From the summation of these previous steps, the basic form of organization of our urban tissue emerges; the Productive Block. The section reveals three layers of spatial experience – Productive Commons on the interior, Urban Corridors around the edges, and a permeable zone of dwellings, greenhouses and public mixing spaces, delimiting the two.

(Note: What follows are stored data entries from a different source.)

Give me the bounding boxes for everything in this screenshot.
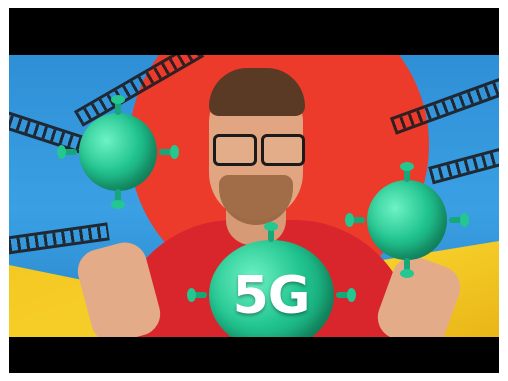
virus-spike	[400, 162, 414, 182]
hair	[209, 68, 305, 116]
virus-spike	[336, 292, 350, 298]
virus-icon	[351, 162, 463, 272]
video-thumbnail-frame[interactable]: 5G	[9, 8, 499, 373]
virus-spike	[351, 217, 365, 223]
virus-spike	[193, 292, 207, 298]
virus-spike	[159, 149, 173, 155]
virus-icon	[63, 95, 173, 203]
glasses-lens	[261, 134, 305, 166]
virus-spike	[115, 189, 121, 203]
video-image[interactable]: 5G	[9, 55, 499, 337]
glasses-lens	[213, 134, 257, 166]
virus-spike	[449, 217, 463, 223]
virus-spike	[404, 258, 410, 272]
virus-spike	[264, 222, 278, 242]
5g-label: 5G	[232, 266, 311, 326]
glasses	[213, 134, 309, 170]
virus-spike	[111, 95, 125, 115]
virus-spike	[63, 149, 77, 155]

The Productive Block showing 3 distinct spatial zones.

Block Analysis

Comparing our block to a Manhattan block reveals some essential differences between the urban fabric generated by our food driven system and that of the modern land ownership model. A typical New York block is 270m x 80m. The long thin rectangle maximizes perimeter length (storefront exposure) at the sacrifice of interior area. Our generated block in comparison is similar in area to 2-3 NY blocks, but with much less surface area devoted to circulation. Instead of maximizing street-frontage, our system generates largely convex polygonal blocks, concentrating productive open space within.

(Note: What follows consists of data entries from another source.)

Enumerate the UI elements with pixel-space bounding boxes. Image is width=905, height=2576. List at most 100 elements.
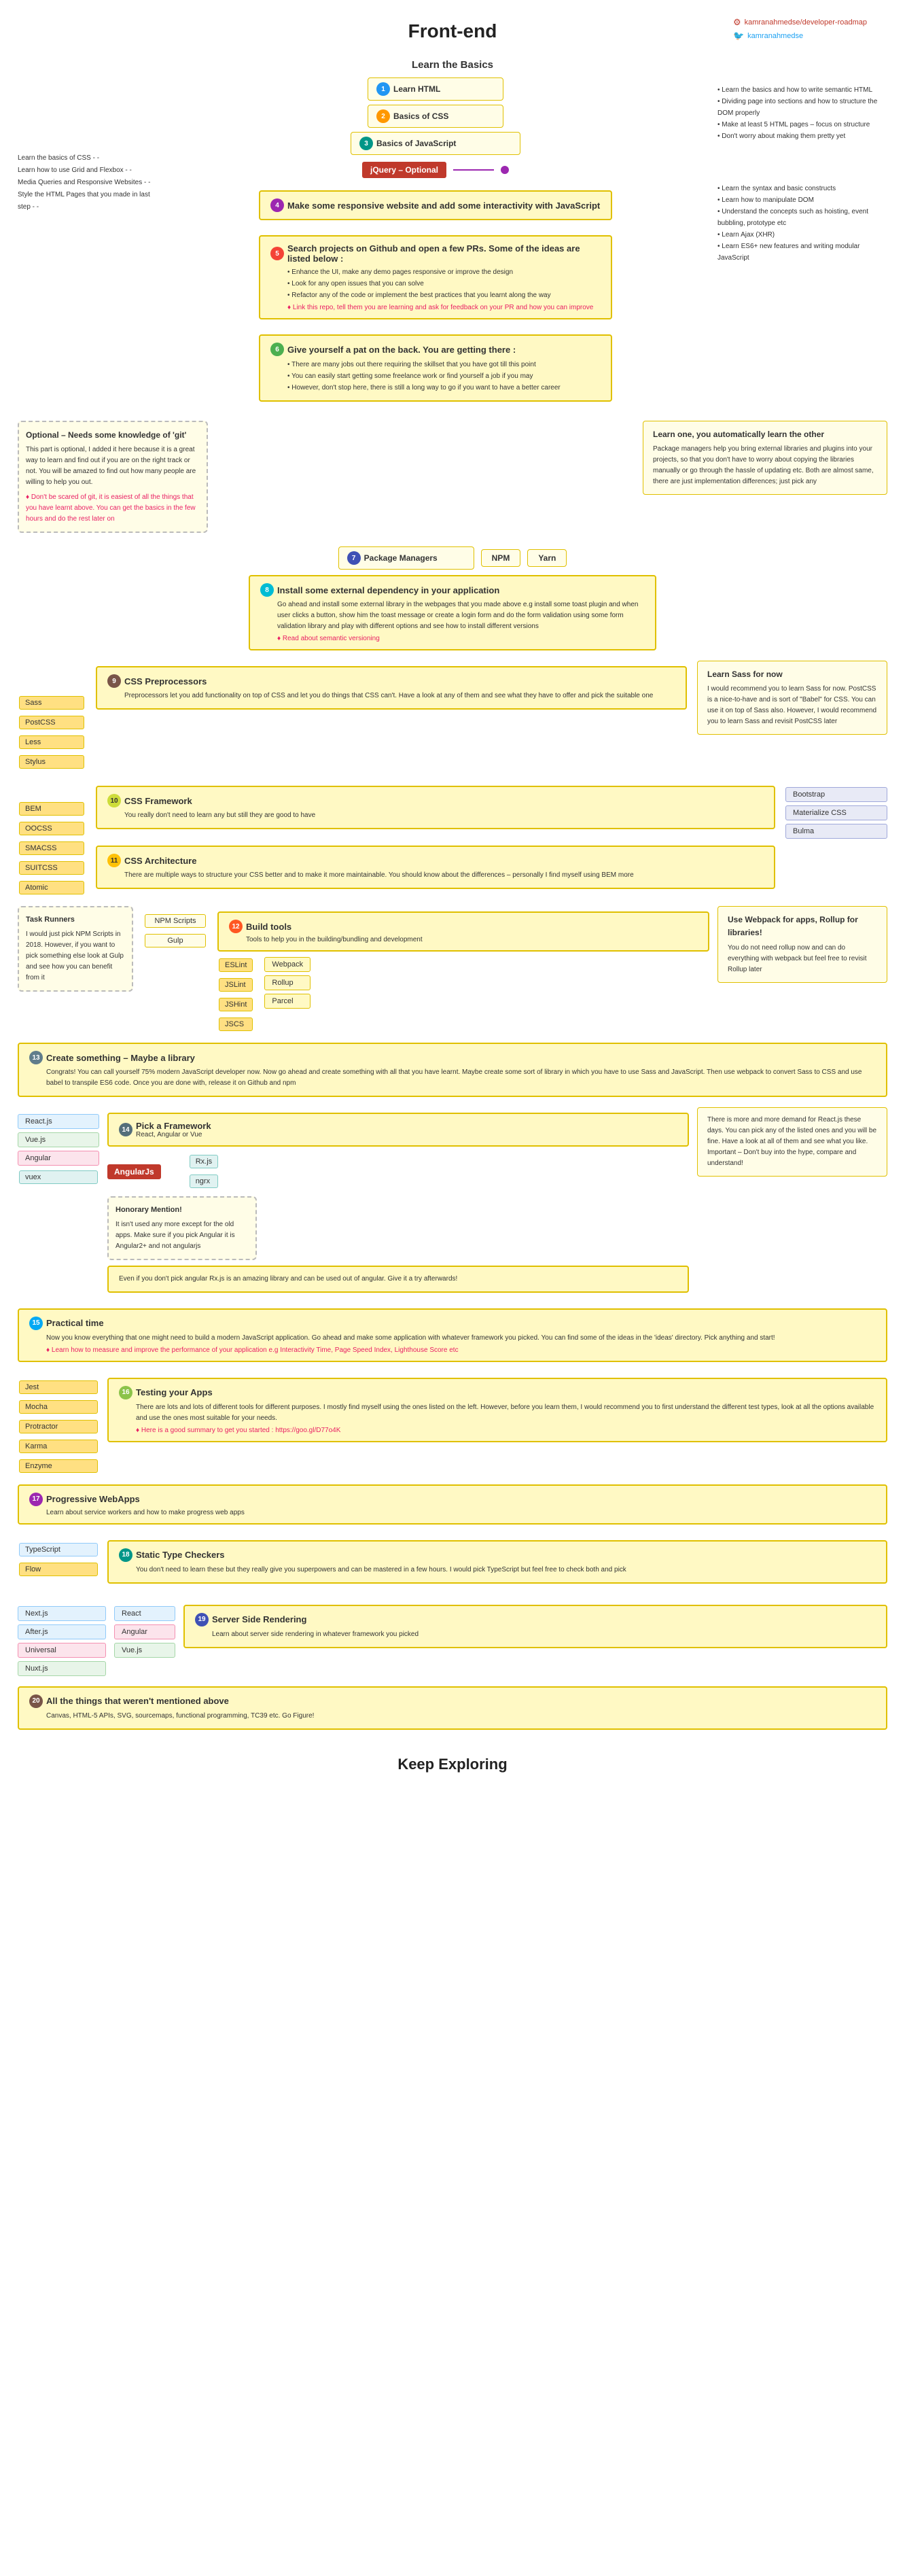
testing-center: 16 Testing your Apps There are lots and … xyxy=(107,1372,887,1448)
ri3: • Make at least 5 HTML pages – focus on … xyxy=(717,119,887,130)
twitter-username: kamranahmedse xyxy=(747,32,803,40)
step1-row: 1 Learn HTML xyxy=(368,77,503,101)
tag-less: Less xyxy=(19,735,84,749)
step5-box: 5 Search projects on Github and open a f… xyxy=(259,235,612,319)
static-type-section: TypeScript Flow 18 Static Type Checkers … xyxy=(18,1535,887,1589)
task-runners-panel: Task Runners I would just pick NPM Scrip… xyxy=(18,906,133,992)
css-preprocessors-box: 9 CSS Preprocessors Preprocessors let yo… xyxy=(96,666,687,710)
honorary-title: Honorary Mention! xyxy=(116,1204,249,1217)
framework-info-body: There is more and more demand for React.… xyxy=(707,1115,877,1169)
step5-hint: Link this repo, tell them you are learni… xyxy=(287,304,601,311)
tag-postcss: PostCSS xyxy=(19,716,84,729)
tag-enzyme: Enzyme xyxy=(19,1459,98,1473)
bundler-rollup: Rollup xyxy=(264,975,310,990)
tag-ngrx: ngrx xyxy=(190,1174,218,1188)
s19-label: Server Side Rendering xyxy=(212,1614,306,1624)
angularjs-row: AngularJs Rx.js ngrx xyxy=(107,1153,689,1189)
pick-framework-center: 14 Pick a Framework React, Angular or Vu… xyxy=(107,1107,689,1298)
bem-tags: BEM OOCSS SMACSS SUITCSS Atomic xyxy=(18,780,86,896)
s15-label: Practical time xyxy=(46,1318,104,1328)
ssr-section: Next.js After.js Universal Nuxt.js React… xyxy=(18,1599,887,1676)
step8-box: 8 Install some external dependency in yo… xyxy=(249,575,656,650)
rj3: • Understand the concepts such as hoisti… xyxy=(717,206,887,229)
learn-one-panel: Learn one, you automatically learn the o… xyxy=(643,421,887,495)
cf-num: 10 xyxy=(107,794,121,807)
cpp-body: Preprocessors let you add functionality … xyxy=(124,691,675,701)
pick-framework-box: 14 Pick a Framework React, Angular or Vu… xyxy=(107,1113,689,1147)
webpack-title: Use Webpack for apps, Rollup for librari… xyxy=(728,913,877,939)
bullet-4: Style the HTML Pages that you made in la… xyxy=(18,189,154,213)
type-tools-col: TypeScript Flow xyxy=(18,1535,99,1578)
step6-b3: • However, don't stop here, there is sti… xyxy=(287,382,601,394)
twitter-link[interactable]: 🐦 kamranahmedse xyxy=(733,31,867,41)
bundler-webpack: Webpack xyxy=(264,957,310,972)
tag-bulma: Bulma xyxy=(785,824,887,839)
ssr-gen-vue: Vue.js xyxy=(114,1643,175,1658)
css-preprocessors-center: 9 CSS Preprocessors Preprocessors let yo… xyxy=(96,661,687,715)
package-managers-row: 7 Package Managers NPM Yarn xyxy=(18,546,887,570)
tag-atomic: Atomic xyxy=(19,881,84,894)
npm-tag[interactable]: NPM xyxy=(481,549,521,567)
linter-jslint: JSLint xyxy=(219,978,253,992)
tag-materialize: Materialize CSS xyxy=(785,805,887,820)
step2-box[interactable]: 2 Basics of CSS xyxy=(368,105,503,128)
step2-num: 2 xyxy=(376,109,390,123)
pm-label: Package Managers xyxy=(364,553,438,563)
tag-vuex: vuex xyxy=(19,1170,98,1184)
css-framework-section: BEM OOCSS SMACSS SUITCSS Atomic 10 CSS F… xyxy=(18,780,887,896)
tag-typescript: TypeScript xyxy=(19,1543,98,1556)
step6-b1: • There are many jobs out there requirin… xyxy=(287,359,601,370)
step2-row: 2 Basics of CSS xyxy=(368,105,503,128)
rj2: • Learn how to manipulate DOM xyxy=(717,194,887,206)
package-managers-box[interactable]: 7 Package Managers xyxy=(338,546,474,570)
framework-tags-left: React.js Vue.js Angular vuex xyxy=(18,1107,99,1185)
s17-num: 17 xyxy=(29,1493,43,1506)
ca-body: There are multiple ways to structure you… xyxy=(124,870,764,881)
bundler-parcel: Parcel xyxy=(264,994,310,1009)
bullet-3: Media Queries and Responsive Websites - … xyxy=(18,177,154,189)
tag-smacss: SMACSS xyxy=(19,841,84,855)
ri-js: • Learn the syntax and basic constructs … xyxy=(717,183,887,264)
cpp-num: 9 xyxy=(107,674,121,688)
ri2: • Dividing page into sections and how to… xyxy=(717,96,887,119)
s13-num: 13 xyxy=(29,1051,43,1064)
step13-box: 13 Create something – Maybe a library Co… xyxy=(18,1043,887,1097)
bt-num: 12 xyxy=(229,920,243,933)
even-if-box: Even if you don't pick angular Rx.js is … xyxy=(107,1266,689,1293)
bullet-1: Learn the basics of CSS - - xyxy=(18,152,154,164)
learn-one-title: Learn one, you automatically learn the o… xyxy=(653,428,877,441)
bt-body: Tools to help you in the building/bundli… xyxy=(246,936,698,943)
optional-git-title: Optional – Needs some knowledge of 'git' xyxy=(26,429,200,442)
build-tools-section: Task Runners I would just pick NPM Scrip… xyxy=(18,906,887,1032)
s18-label: Static Type Checkers xyxy=(136,1550,225,1560)
github-link[interactable]: ⚙ kamranahmedse/developer-roadmap xyxy=(733,17,867,28)
yarn-tag[interactable]: Yarn xyxy=(527,549,567,567)
jquery-connector xyxy=(453,169,494,171)
build-tools-box: 12 Build tools Tools to help you in the … xyxy=(217,911,709,952)
webpack-body: You do not need rollup now and can do ev… xyxy=(728,943,877,975)
social-links: ⚙ kamranahmedse/developer-roadmap 🐦 kamr… xyxy=(733,17,867,44)
step4-label: Make some responsive website and add som… xyxy=(287,201,600,211)
tag-oocss: OOCSS xyxy=(19,822,84,835)
rj5: • Learn ES6+ new features and writing mo… xyxy=(717,241,887,264)
step1-box[interactable]: 1 Learn HTML xyxy=(368,77,503,101)
step4-num: 4 xyxy=(270,198,284,212)
step8-hint: ♦ Read about semantic versioning xyxy=(277,635,645,642)
github-username: kamranahmedse/developer-roadmap xyxy=(745,18,867,27)
s15-num: 15 xyxy=(29,1317,43,1330)
step5-b2: • Look for any open issues that you can … xyxy=(287,278,601,290)
testing-section: Jest Mocha Protractor Karma Enzyme 16 Te… xyxy=(18,1372,887,1474)
step3-box[interactable]: 3 Basics of JavaScript xyxy=(351,132,520,155)
tag-vuejs: Vue.js xyxy=(18,1132,99,1147)
center-steps: 1 Learn HTML 2 Basics of CSS 3 Basics of xyxy=(154,77,717,407)
step1-label: Learn HTML xyxy=(393,84,440,94)
tag-karma: Karma xyxy=(19,1440,98,1453)
learn-basics-title: Learn the Basics xyxy=(18,59,887,71)
rx-ngrx-col: Rx.js ngrx xyxy=(188,1153,219,1189)
pf-num: 14 xyxy=(119,1123,132,1136)
pm-num: 7 xyxy=(347,551,361,565)
ssr-tag-nuxtjs: Nuxt.js xyxy=(18,1661,106,1676)
s20-label: All the things that weren't mentioned ab… xyxy=(46,1696,229,1706)
step3-num: 3 xyxy=(359,137,373,150)
left-bullets: Learn the basics of CSS - - Learn how to… xyxy=(18,77,154,213)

A developer driven block (NYC) versus the Productive Block.

Recreational Network

In order to link the commons back to the city’s network of public spaces, parks/recreational nodes are allocated within the productive commons based on block size and number of residents. These are then linked together with new paths through the built clusters and primary paths, resulting in a quieter secondary circulatory network, as well as shared green space for residents of each block.

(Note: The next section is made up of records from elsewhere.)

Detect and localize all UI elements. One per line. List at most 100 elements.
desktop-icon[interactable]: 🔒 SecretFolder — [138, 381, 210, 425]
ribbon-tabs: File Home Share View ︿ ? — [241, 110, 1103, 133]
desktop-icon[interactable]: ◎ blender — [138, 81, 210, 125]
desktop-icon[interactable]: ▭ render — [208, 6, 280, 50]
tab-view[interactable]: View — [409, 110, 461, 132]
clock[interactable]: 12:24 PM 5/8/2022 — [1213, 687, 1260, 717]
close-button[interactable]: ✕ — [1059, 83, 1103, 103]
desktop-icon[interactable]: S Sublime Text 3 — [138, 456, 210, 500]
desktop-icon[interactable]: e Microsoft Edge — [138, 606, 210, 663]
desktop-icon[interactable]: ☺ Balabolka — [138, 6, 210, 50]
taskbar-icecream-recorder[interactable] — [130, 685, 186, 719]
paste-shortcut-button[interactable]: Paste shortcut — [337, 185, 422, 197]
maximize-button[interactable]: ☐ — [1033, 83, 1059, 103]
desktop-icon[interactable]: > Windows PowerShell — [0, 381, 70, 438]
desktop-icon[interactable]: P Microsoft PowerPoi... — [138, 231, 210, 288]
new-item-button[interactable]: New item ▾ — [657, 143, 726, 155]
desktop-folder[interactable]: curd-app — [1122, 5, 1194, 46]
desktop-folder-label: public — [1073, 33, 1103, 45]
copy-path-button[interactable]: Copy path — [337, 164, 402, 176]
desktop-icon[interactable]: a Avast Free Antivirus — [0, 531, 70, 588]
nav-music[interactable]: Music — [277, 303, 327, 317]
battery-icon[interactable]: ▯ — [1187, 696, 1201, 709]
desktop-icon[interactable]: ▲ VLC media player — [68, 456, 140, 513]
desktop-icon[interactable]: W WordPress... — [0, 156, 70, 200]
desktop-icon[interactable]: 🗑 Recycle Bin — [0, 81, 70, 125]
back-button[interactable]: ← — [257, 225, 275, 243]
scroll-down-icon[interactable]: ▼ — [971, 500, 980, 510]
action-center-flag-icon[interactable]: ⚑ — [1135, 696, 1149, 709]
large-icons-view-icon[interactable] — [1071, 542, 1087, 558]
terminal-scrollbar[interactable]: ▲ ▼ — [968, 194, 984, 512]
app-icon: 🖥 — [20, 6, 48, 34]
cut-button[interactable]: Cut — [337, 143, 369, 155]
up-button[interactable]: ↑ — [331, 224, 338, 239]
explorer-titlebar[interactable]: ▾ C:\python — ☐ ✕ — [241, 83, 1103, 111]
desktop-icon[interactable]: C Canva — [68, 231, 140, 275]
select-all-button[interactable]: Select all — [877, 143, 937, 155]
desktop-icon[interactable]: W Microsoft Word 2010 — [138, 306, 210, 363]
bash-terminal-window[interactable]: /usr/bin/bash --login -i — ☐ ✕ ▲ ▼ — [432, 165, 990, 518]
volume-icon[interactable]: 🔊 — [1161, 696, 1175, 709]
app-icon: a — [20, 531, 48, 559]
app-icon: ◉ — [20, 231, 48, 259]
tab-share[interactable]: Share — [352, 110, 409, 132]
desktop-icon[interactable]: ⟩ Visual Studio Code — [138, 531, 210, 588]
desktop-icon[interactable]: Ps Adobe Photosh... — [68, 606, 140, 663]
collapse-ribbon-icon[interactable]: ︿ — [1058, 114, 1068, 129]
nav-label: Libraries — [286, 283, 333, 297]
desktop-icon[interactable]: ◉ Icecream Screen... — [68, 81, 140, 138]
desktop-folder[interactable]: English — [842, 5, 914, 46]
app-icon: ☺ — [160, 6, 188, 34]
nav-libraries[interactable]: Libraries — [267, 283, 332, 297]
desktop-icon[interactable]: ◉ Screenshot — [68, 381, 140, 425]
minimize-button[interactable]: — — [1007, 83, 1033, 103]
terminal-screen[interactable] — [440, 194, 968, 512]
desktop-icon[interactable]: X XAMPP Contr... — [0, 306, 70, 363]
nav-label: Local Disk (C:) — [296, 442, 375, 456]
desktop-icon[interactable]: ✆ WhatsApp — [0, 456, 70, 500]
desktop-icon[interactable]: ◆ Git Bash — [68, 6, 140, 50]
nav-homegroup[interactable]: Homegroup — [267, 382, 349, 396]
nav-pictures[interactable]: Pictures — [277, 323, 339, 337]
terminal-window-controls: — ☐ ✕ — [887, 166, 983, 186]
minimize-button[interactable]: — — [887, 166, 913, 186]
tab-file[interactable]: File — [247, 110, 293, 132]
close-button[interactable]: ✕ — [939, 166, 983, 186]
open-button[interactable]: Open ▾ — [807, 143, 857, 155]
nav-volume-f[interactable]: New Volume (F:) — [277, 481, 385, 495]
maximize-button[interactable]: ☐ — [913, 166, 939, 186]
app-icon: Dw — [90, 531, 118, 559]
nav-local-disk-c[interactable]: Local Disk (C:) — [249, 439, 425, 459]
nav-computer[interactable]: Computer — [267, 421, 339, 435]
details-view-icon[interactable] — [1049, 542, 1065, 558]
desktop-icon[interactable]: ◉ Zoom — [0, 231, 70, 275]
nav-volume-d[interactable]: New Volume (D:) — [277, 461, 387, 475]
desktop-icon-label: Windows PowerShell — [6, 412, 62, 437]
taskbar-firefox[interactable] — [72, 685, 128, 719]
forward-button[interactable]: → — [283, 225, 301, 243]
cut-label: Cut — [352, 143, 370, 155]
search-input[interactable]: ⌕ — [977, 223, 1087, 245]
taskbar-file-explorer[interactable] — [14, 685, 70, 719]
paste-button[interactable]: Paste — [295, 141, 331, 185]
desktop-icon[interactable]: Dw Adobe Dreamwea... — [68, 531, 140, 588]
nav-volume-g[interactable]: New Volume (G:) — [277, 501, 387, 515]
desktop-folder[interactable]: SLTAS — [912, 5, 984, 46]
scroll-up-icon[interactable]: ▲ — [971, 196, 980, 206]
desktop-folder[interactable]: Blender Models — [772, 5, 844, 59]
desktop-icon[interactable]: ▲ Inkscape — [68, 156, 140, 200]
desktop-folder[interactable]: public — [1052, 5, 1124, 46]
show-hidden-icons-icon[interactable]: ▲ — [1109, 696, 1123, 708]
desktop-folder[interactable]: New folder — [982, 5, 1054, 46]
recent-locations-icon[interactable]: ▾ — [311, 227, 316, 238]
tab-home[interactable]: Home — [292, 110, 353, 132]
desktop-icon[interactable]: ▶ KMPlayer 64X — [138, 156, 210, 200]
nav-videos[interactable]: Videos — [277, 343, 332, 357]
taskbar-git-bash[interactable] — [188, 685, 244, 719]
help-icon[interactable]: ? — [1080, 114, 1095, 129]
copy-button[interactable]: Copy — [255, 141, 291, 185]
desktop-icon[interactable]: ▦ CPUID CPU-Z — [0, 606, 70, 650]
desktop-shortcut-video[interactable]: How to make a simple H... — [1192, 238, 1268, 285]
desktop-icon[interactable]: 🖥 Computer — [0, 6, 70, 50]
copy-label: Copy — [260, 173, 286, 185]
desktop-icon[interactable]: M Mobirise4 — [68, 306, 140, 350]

Recreational nodes connect Productive Commons into a secondary network.

Solar Optimization

Having identified clear concentrations of production, these areas can then prioritized for solar exposure by introducing a post-processing algorithm which limits building heights relative to proximity to productive area. The effect is a terracing of rooftop spaces around the commons with the tallest volumes lining the edges/streetscapes.

The building height algorithm further differentiates the spatial character of the interior and exterior of the productive block.

Solar analysis before and after, shows the change in solar exposure resulting from our redistribution algorithm. Analysis was run for two dates April 01 and June 21, using London as the location.

Solar Exposure before and after height redistribution.

Results are mapped to the three solar categories of crops (Mollison 1991). These are:

Zone 1 – Full Sun (8+ hrs) – tomatoes, peppers, most vegetables.

Zone 2 – Partial Sun (6-8 hrs) – root vegetables

Zone 3 – Partial Shade (3-6 hrs) – leafy greens

Results show a dramatic 157% increase of Full Sun in April and an 87% increase in June.